D.H. Lawrence : l'éternel anticonformiste
Avec le cinquième et ultime volume des nouvelles complètes de l’auteur de L’Amant de Lady Chatterley, les éditions Le Bruit du temps achèvent un beau projet. La publication dans l’ordre chronologique, avec une traduction renouvelée due à Marc Amfreville, de l’ensemble des « short stories » de l’écrivain en suivant scrupuleusement la monumentale « Cambridge Edition », référence absolue sur le sujet avec son appareil critique et ses éclairantes notices. Au fil des six nouvelles de ce dernier tome, on retrouve bien sûr l’esprit rebelle de l’auteur décédé de la tuberculose en 1930, à l’âge de quarante-quatre ans.
Ainsi dans le texte inaugural du recueil, La Vierge et le gitan, se déploie une sublime variation sur un thème cher à l’écrivain : la puissance des amours non conventionnelles.

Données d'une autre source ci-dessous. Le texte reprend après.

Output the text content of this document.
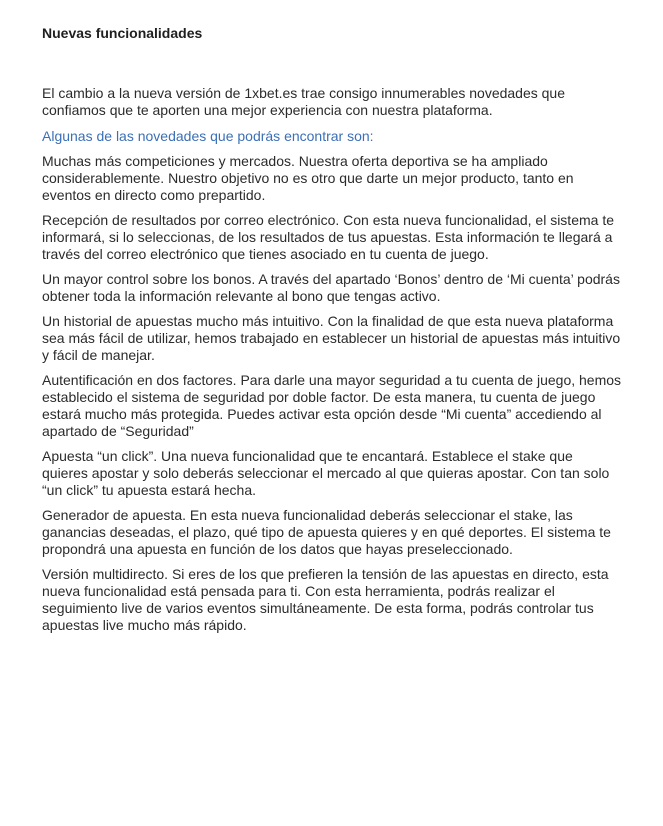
Nuevas funcionalidades

El cambio a la nueva versión de 1xbet.es trae consigo innumerables novedades que confiamos que te aporten una mejor experiencia con nuestra plataforma.

Algunas de las novedades que podrás encontrar son:

Muchas más competiciones y mercados. Nuestra oferta deportiva se ha ampliado considerablemente. Nuestro objetivo no es otro que darte un mejor producto, tanto en eventos en directo como prepartido.
Recepción de resultados por correo electrónico. Con esta nueva funcionalidad, el sistema te informará, si lo seleccionas, de los resultados de tus apuestas. Esta información te llegará a través del correo electrónico que tienes asociado en tu cuenta de juego.
Un mayor control sobre los bonos. A través del apartado ‘Bonos’ dentro de ‘Mi cuenta’ podrás obtener toda la información relevante al bono que tengas activo.
Un historial de apuestas mucho más intuitivo. Con la finalidad de que esta nueva plataforma sea más fácil de utilizar, hemos trabajado en establecer un historial de apuestas más intuitivo y fácil de manejar.
Autentificación en dos factores. Para darle una mayor seguridad a tu cuenta de juego, hemos establecido el sistema de seguridad por doble factor. De esta manera, tu cuenta de juego estará mucho más protegida. Puedes activar esta opción desde “Mi cuenta” accediendo al apartado de “Seguridad”
Apuesta “un click”. Una nueva funcionalidad que te encantará. Establece el stake que quieres apostar y solo deberás seleccionar el mercado al que quieras apostar. Con tan solo “un click” tu apuesta estará hecha.
Generador de apuesta. En esta nueva funcionalidad deberás seleccionar el stake, las ganancias deseadas, el plazo, qué tipo de apuesta quieres y en qué deportes. El sistema te propondrá una apuesta en función de los datos que hayas preseleccionado.
Versión multidirecto. Si eres de los que prefieren la tensión de las apuestas en directo, esta nueva funcionalidad está pensada para ti. Con esta herramienta, podrás realizar el seguimiento live de varios eventos simultáneamente. De esta forma, podrás controlar tus apuestas live mucho más rápido.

En l’occurrence celles qui embrasent le coeur d’une jeune femme et d’un gitan, contre-modèle à l’atmosphère asphyxiante où végétait l’héroïne, confinée dans un presbytère avec sa grand-mère et une tante « Old style ». Ailleurs, comme dans Le Coq échappé, D. H. Lawrence met en scène une histoire de résurrection, réminiscence de ses séjours en Italie. Sorte de testament spirituel de l’auteur, l’histoire montre un Christ paradoxal, déprimé, fuyant les foules, s’isolant, découvrant que « le monde réel est mille fois plus merveilleux qu’aucun ciel ou salut ». Dans la mythologie du sensualiste écrivain anglais, la vraie résurrection devait s’accomplir dans le mystère de l’amour charnel et la révélation de l’autre soi-même rêvé.